“Não irão prosperar”: ação contra organizações criminosas cumpre mandados na região
Operação Vinculum Fractum foi realizada em Além Paraíba e cidades da região, resultando em sete prisões e apreensão de armas, drogas e celulares

A Polícia Federal realizou, nesta quarta-feira (25), a Operação Vinculum Fractum em Além Paraíba e municípios da região, como Cataguases, Leopoldina e Argirita. O trabalho foi feito em conjunto com as polícias Civil, Militar e Penal e resultou na prisão de sete pessoas. Também foram apreendidas duas armas, drogas e celulares, que passarão por extração de dados para auxiliar na apuração de crimes. O nome da operação é uma expressão em latim que significa “elo quebrado” .
A ação foi coordenada pela Secretaria de Estado de Justiça e Segurança Pública (Sejusp) e contou com atuação integrada das forças de segurança. Em coletiva no fim da manhã, os órgãos informaram que o objetivo é combater o tráfico de drogas e a “governança criminal”. Segundo o subsecretário da Sejusp, Christian Viana, já foram realizadas mais de 51 prisões e cumpridos mais de 75 mandados de prisão desde 2025.
De acordo com o delegado regional Thiago Carvalho, a operação foi estruturada principalmente para combater organizações criminosas. Ele afirmou que as investigações estão em andamento há algum tempo e que o elevado número de mandados está relacionado à consolidação de diferentes apurações, incluindo casos de homicídio motivados por disputa territorial entre esses grupos. O objetivo, segundo ele, é desarticular essas organizações e reunir elementos que contribuam para investigações de outros crimes.
A operação concentrou-se no Bairro Goiabal, em Além Paraíba, mas também teve mandados cumpridos em Cataguases e Argirita.
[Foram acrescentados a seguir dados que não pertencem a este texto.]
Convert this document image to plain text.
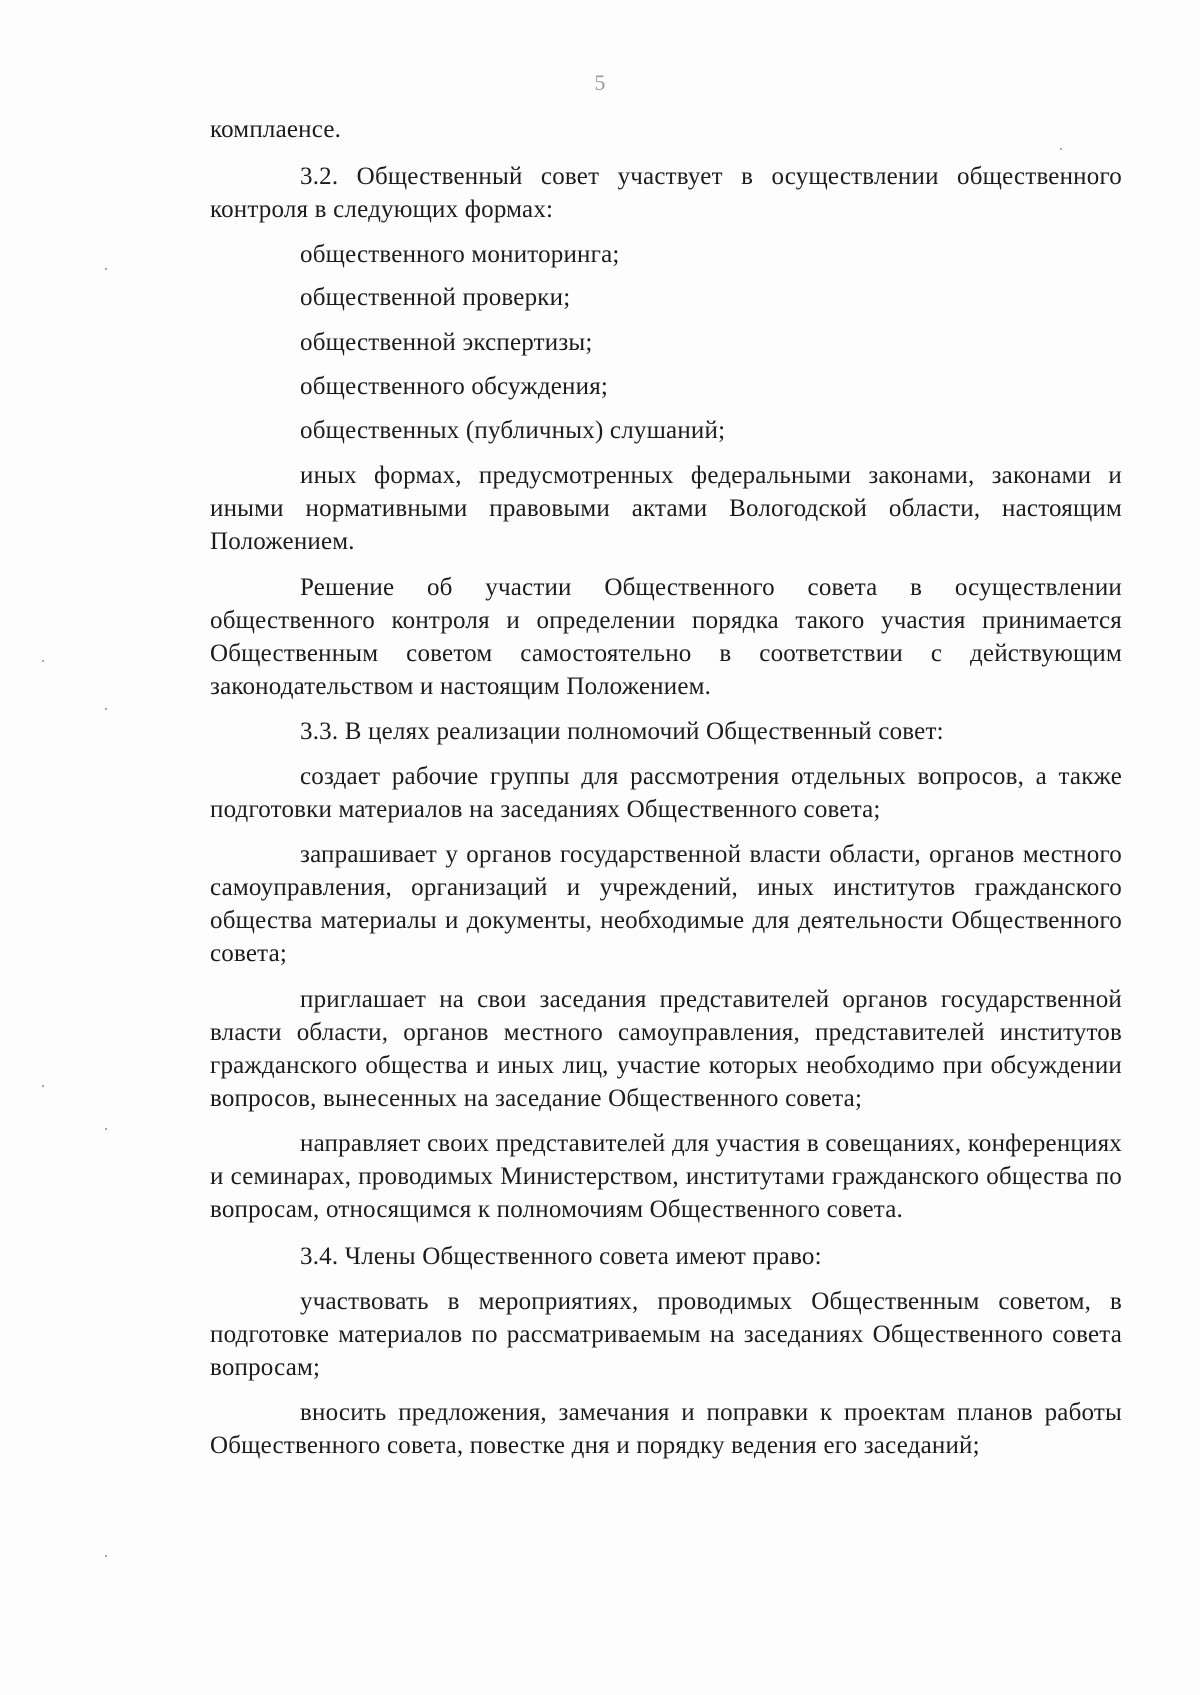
5

комплаенсе.

3.2. Общественный совет участвует в осуществлении общественного контроля в следующих формах:

общественного мониторинга;

общественной проверки;

общественной экспертизы;

общественного обсуждения;

общественных (публичных) слушаний;

иных формах, предусмотренных федеральными законами, законами и иными нормативными правовыми актами Вологодской области, настоящим Положением.

Решение об участии Общественного совета в осуществлении общественного контроля и определении порядка такого участия принимается Общественным советом самостоятельно в соответствии с действующим законодательством и настоящим Положением.

3.3. В целях реализации полномочий Общественный совет:

создает рабочие группы для рассмотрения отдельных вопросов, а также подготовки материалов на заседаниях Общественного совета;

запрашивает у органов государственной власти области, органов местного самоуправления, организаций и учреждений, иных институтов гражданского общества материалы и документы, необходимые для деятельности Общественного совета;

приглашает на свои заседания представителей органов государственной власти области, органов местного самоуправления, представителей институтов гражданского общества и иных лиц, участие которых необходимо при обсуждении вопросов, вынесенных на заседание Общественного совета;

направляет своих представителей для участия в совещаниях, конференциях и семинарах, проводимых Министерством, институтами гражданского общества по вопросам, относящимся к полномочиям Общественного совета.

3.4. Члены Общественного совета имеют право:

участвовать в мероприятиях, проводимых Общественным советом, в подготовке материалов по рассматриваемым на заседаниях Общественного совета вопросам;

вносить предложения, замечания и поправки к проектам планов работы Общественного совета, повестке дня и порядку ведения его заседаний;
Outros 20 mandados de busca e apreensão e de prisão foram executados em outros estados.
Ligação com outros estados
Segundo as forças de segurança, o foco da operação não se limita ao cumprimento de decisões judiciais, mas também ao alcance de suspeitos que continuam praticando crimes violentos ou influenciando diretamente a sensação de insegurança da população. A intenção é atingir tanto a base, quanto os níveis mais altos da estrutura criminosa.
Os agentes destacaram que a ação desta quarta-feira representa apenas uma etapa da operação, que terá novos desdobramentos. Também informaram que o enfrentamento à governança criminosa vai além do trabalho policial e depende da atuação conjunta do sistema de Justiça e de outras áreas do poder público.
Ainda durante a coletiva, explicaram que a proposta é retomar territórios com ausência do Estado, restabelecendo a presença estatal, modelo que já foi aplicado em projetos-piloto na Região Metropolitana de Belo Horizonte, com participação das prefeituras. A expectativa é que, em etapas posteriores, municípios da região também sejam acionados para colaborar.
De acordo com o Relatório do Mapa das Organizações Criminosas de 2023, da Secretaria Nacional de Políticas Penais, as facções com atuação em Minas Gerais são: Amigo dos Amigos, Bonde dos 40, Bonde do Maluco (BDM), Cartel do Norte, Comando Vermelho (CV), Comboio do Cão, Comando Revolucionário Brasileiro da Criminalidade (CRBC), oriundo de São Paulo, Guardiões do Estado (GDE), Irmãos dos Irmãos (IDI), oriundo do Rio de Janeiro, Primeiro Comando da Capital (PCC), Primeiro Grupo Catarinense (PGC), Terceiro Comando da Capital (TCC) e Terceiro Comando Puro (TCP).
Canais de denúncia e Emergência MG
As forças de segurança reforçaram a importância da participação da população por meio dos canais de denúncia. Entre eles estão o Disque-Denúncia 181, os telefones de emergência 190, 193 e 197, e a plataforma Emergência MG.
O Emergência MG permite acionar as forças de segurança por aplicativo, pelo MG App ou pelo Telegram, inclusive em situações em que não seja possível fazer uma ligação telefônica. Nesses casos, a ocorrência pode ser relatada por mensagem, com atendimento direcionado imediatamente aos órgãos competentes.
A ferramenta está disponível em todo o estado, em áreas urbanas e rurais, e tem se mostrado útil em casos de violência doméstica, violência contra a mulher e em situações nas quais a vítima não consegue falar ao telefone.